Она засмеялась. Я всегда мог рассмешить ее, если хотел. Это все равно что играть на гитаре. Есть жесты, движения, которые всегда вызывают смех и увлекают тех, кто тебя слушает. Быстрый взгляд — и только, притворяешься, будто ничего не произошло. Наступает момент, когда делаешь это безотчетно. Линда знала в этом толк. Смотрела на меня. Точно сигаретой затягивалась. Клала мне руку на плечо и смотрела на меня. В такую минуту я мог бы сказать ей: «Пойдем займемся любовью», — и она бы пошла.

— Если мне удастся заработать денег, поедем с тобой к морю.

— Кто тебе сказал, что в этом году я поеду к морю? — рассмеялась она.

В тот вечер шел снег, но мы все равно отправились в «Парадизо» потанцевать и по дороге угодили в сугроб. Линда сказала: «Все-таки не хватает Лубрани». В «Парадизо» из знакомых была одна Лили, которая танцевала и чувствовала себя счастливой. Она помахала мне рукой и что-то крикнула, но слова ее потонули в грохоте оркестра. Линда сказала: «Смотри у меня», — и увлекла меня за собой в глубь зала. Мы провели весь вечер вдвоем, танцевали, дурачились. Линда рассказывала, как однажды в Сан-Ремо она уплыла на лодке далеко в море и долго купалась там, а потом даже сняла с себя купальный костюм и стала загорать.

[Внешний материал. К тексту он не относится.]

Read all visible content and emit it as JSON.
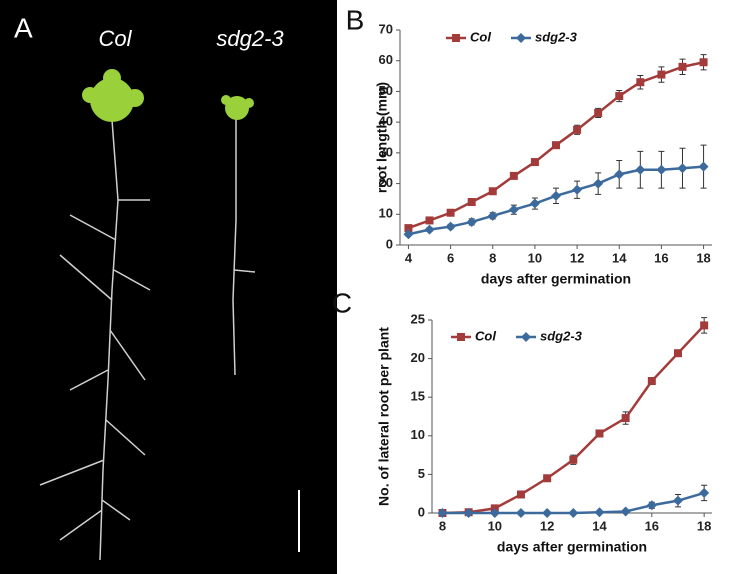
{
  "panel_a": {
    "label": "A",
    "plants": [
      "Col",
      "sdg2-3"
    ]
  },
  "chart_data": [
    {
      "type": "line",
      "panel": "B",
      "x_label": "days after germination",
      "y_label": "root length (mm)",
      "x": [
        4,
        5,
        6,
        7,
        8,
        9,
        10,
        11,
        12,
        13,
        14,
        15,
        16,
        17,
        18
      ],
      "series": [
        {
          "name": "Col",
          "color": "#a33b3b",
          "marker": "square",
          "values": [
            5.5,
            8,
            10.5,
            14,
            17.5,
            22.5,
            27,
            32.5,
            37.5,
            43,
            48.5,
            53,
            55.5,
            58,
            59.5
          ],
          "errors": [
            0.5,
            0.6,
            0.8,
            1,
            1,
            1,
            1,
            1,
            1.5,
            1.5,
            1.8,
            2.2,
            2.5,
            2.5,
            2.5
          ]
        },
        {
          "name": "sdg2-3",
          "color": "#3d6a9c",
          "marker": "diamond",
          "values": [
            3.5,
            5,
            6,
            7.5,
            9.5,
            11.5,
            13.5,
            16,
            18,
            20,
            23,
            24.5,
            24.5,
            25,
            25.5
          ],
          "errors": [
            0.5,
            0.6,
            0.7,
            1,
            1,
            1.5,
            1.8,
            2.5,
            2.8,
            3.5,
            4.5,
            6,
            6,
            6.5,
            7
          ]
        }
      ],
      "xlim": [
        3.6,
        18.4
      ],
      "xticks": [
        4,
        6,
        8,
        10,
        12,
        14,
        16,
        18
      ],
      "ylim": [
        0,
        70
      ],
      "yticks": [
        0,
        10,
        20,
        30,
        40,
        50,
        60,
        70
      ],
      "legend": "top-left"
    },
    {
      "type": "line",
      "panel": "C",
      "x_label": "days after germination",
      "y_label": "No. of lateral root per plant",
      "x": [
        8,
        9,
        10,
        11,
        12,
        13,
        14,
        15,
        16,
        17,
        18
      ],
      "series": [
        {
          "name": "Col",
          "color": "#a33b3b",
          "marker": "square",
          "values": [
            0,
            0.1,
            0.6,
            2.4,
            4.5,
            6.9,
            10.3,
            12.3,
            17.1,
            20.7,
            24.3
          ],
          "errors": [
            0,
            0.1,
            0.2,
            0.2,
            0.4,
            0.6,
            0.4,
            0.8,
            0.2,
            0.4,
            1
          ]
        },
        {
          "name": "sdg2-3",
          "color": "#3d6a9c",
          "marker": "diamond",
          "values": [
            0,
            0,
            0,
            0,
            0,
            0,
            0.1,
            0.2,
            1,
            1.6,
            2.6
          ],
          "errors": [
            0,
            0,
            0,
            0,
            0,
            0,
            0,
            0.1,
            0.4,
            0.8,
            1
          ]
        }
      ],
      "xlim": [
        7.6,
        18.3
      ],
      "xticks": [
        8,
        10,
        12,
        14,
        16,
        18
      ],
      "ylim": [
        0,
        25
      ],
      "yticks": [
        0,
        5,
        10,
        15,
        20,
        25
      ],
      "legend": "top-left"
    }
  ]
}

— Просто чудесно было, — протянула она. — Хорошо бы всем всегда оставаться голыми. Если бы люди решились ходить по улице нагишом, пожалуй, они стали бы лучше.

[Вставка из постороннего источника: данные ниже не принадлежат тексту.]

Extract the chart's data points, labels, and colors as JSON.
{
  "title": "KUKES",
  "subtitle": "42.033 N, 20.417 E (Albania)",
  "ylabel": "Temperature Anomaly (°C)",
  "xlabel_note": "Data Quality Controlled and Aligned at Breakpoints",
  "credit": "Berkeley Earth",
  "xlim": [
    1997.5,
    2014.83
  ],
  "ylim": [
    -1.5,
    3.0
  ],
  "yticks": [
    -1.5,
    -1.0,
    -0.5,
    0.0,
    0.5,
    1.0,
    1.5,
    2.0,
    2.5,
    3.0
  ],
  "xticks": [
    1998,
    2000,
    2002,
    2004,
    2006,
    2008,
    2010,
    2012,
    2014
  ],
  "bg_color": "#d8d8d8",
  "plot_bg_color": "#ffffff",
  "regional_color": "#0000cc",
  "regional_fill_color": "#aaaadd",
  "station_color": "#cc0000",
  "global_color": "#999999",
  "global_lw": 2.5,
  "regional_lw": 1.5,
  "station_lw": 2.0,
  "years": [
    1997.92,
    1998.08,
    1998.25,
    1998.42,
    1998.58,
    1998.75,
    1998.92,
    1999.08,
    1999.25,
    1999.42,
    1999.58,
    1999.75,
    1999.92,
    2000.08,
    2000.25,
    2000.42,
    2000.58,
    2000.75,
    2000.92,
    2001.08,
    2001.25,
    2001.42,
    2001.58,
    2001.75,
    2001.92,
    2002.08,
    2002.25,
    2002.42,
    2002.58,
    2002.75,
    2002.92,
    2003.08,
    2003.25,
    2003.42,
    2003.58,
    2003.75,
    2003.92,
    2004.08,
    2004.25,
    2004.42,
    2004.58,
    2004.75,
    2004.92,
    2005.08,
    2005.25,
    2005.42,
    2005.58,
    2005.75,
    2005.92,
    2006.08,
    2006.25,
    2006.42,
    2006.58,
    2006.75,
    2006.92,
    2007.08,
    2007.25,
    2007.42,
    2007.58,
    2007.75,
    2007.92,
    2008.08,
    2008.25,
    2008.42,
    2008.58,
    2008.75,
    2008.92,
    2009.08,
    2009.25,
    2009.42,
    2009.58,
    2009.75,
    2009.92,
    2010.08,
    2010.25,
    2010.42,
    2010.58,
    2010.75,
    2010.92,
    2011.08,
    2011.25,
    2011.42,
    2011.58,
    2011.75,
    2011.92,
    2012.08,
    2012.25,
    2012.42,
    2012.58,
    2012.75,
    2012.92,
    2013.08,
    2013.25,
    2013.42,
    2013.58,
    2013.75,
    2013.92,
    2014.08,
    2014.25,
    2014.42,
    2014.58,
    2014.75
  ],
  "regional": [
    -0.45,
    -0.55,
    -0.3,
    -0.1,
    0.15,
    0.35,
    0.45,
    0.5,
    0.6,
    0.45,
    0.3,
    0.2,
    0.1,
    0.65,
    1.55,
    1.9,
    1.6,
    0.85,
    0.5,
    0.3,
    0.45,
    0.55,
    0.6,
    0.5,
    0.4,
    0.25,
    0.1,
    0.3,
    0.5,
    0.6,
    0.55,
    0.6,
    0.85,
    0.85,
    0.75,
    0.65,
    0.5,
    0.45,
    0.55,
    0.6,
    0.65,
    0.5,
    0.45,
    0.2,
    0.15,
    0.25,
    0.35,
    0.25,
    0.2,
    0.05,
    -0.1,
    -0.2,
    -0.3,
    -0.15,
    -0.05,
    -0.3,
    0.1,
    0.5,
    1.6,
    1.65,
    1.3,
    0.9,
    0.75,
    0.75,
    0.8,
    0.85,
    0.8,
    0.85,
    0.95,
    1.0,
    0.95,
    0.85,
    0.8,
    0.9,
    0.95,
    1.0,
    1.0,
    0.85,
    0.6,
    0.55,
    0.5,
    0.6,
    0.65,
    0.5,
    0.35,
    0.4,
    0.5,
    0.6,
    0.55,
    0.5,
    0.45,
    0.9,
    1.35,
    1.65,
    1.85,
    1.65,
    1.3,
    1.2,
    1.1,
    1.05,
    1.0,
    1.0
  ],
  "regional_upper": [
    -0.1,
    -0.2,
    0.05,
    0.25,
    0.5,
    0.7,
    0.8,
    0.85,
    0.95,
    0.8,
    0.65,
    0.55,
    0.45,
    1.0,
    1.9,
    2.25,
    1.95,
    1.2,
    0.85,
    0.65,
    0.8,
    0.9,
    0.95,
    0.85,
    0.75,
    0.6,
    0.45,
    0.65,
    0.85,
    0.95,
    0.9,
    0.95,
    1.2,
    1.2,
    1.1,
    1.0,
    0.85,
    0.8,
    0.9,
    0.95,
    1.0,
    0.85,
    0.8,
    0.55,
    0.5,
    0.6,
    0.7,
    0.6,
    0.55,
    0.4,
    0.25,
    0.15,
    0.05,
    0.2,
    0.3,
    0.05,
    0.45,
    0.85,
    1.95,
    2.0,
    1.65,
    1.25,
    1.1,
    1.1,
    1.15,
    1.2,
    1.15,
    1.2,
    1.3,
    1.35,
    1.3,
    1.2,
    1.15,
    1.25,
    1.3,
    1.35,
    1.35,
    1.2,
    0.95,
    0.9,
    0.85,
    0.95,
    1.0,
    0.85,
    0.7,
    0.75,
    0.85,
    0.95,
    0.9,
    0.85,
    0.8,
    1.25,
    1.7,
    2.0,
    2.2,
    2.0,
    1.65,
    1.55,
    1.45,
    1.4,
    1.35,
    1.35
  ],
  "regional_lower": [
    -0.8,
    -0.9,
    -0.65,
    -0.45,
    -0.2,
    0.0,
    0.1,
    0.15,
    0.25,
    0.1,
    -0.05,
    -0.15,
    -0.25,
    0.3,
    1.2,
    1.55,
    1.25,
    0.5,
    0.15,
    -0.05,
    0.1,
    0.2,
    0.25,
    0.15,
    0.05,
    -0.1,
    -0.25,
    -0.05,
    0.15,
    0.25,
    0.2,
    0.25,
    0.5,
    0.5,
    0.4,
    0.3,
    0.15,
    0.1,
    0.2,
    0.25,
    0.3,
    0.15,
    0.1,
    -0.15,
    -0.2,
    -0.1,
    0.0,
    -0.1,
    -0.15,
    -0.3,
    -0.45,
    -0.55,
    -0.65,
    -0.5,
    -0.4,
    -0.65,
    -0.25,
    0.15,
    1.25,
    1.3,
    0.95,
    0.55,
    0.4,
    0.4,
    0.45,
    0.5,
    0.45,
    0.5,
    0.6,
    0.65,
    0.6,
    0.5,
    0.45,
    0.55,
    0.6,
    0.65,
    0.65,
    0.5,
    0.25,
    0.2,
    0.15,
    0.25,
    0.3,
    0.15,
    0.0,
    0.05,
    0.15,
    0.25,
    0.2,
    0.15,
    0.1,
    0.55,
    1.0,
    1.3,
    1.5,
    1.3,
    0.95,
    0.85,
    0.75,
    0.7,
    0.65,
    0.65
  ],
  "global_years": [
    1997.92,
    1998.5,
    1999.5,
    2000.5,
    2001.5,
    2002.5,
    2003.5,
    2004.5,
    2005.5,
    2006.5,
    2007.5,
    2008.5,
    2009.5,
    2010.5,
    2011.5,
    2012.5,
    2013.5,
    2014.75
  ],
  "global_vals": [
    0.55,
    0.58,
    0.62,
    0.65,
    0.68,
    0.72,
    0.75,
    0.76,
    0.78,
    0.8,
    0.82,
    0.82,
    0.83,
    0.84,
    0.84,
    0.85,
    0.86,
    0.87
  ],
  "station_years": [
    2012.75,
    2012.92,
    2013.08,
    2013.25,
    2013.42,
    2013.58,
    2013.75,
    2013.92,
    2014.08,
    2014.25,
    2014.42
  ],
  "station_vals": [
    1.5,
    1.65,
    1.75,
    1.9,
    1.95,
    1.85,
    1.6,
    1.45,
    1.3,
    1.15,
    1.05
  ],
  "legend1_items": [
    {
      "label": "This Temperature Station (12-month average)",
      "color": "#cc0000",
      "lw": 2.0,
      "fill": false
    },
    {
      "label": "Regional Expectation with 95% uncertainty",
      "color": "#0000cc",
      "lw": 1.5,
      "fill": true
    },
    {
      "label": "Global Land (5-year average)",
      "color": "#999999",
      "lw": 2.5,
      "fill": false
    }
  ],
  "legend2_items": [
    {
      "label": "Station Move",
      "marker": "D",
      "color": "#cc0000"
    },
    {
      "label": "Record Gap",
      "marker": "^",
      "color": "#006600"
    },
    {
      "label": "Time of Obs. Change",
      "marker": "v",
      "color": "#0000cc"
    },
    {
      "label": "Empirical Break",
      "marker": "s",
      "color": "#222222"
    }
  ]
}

— А в бассейне ты не бываешь?

— Нет, там вода грязная.

Вышли мы из ресторана поздно вечером; ветки деревьев побелели, и землю затянула тоненькая корка льда. Мы безуспешно искали среди машин «ланчу». Пришлось возвращаться на трамвае. В такой снежный вечер особенно приятно покурить, и мы немного прогулялись под портиками, выкурили по последней сигарете, потом зашли в бар.

— Тебя не попрекают, что ты целыми днями где-то пропадаешь?

— Даже за те немногие часы, что я бываю дома, я успеваю порядком измучить сестру и маму своей игрой. Все время упражняюсь. Как-нибудь вечером поиграю тебе одной, хочешь?

— Тебе надо попробовать свои силы в варьете. А ты туда и носа не кажешь. Давай я попрошу Лубрани.

— Не нравится мне этот Лубрани.

Мы стояли у дверей ее дома.

— Может, поднимешься? — сказала она.

Так мы проводили дни, и, уходя от нее в полдень, я знал, что скоро к ней заявится Лубрани и потащит ее в бар. Линда сама рассказала мне об этом, но ведь все вечера она проводила со мной; мне бы следовало ревновать ее, но я не мог. Что она в нем могла найти, кроме денег? А вот со мной она не ради денег встречается.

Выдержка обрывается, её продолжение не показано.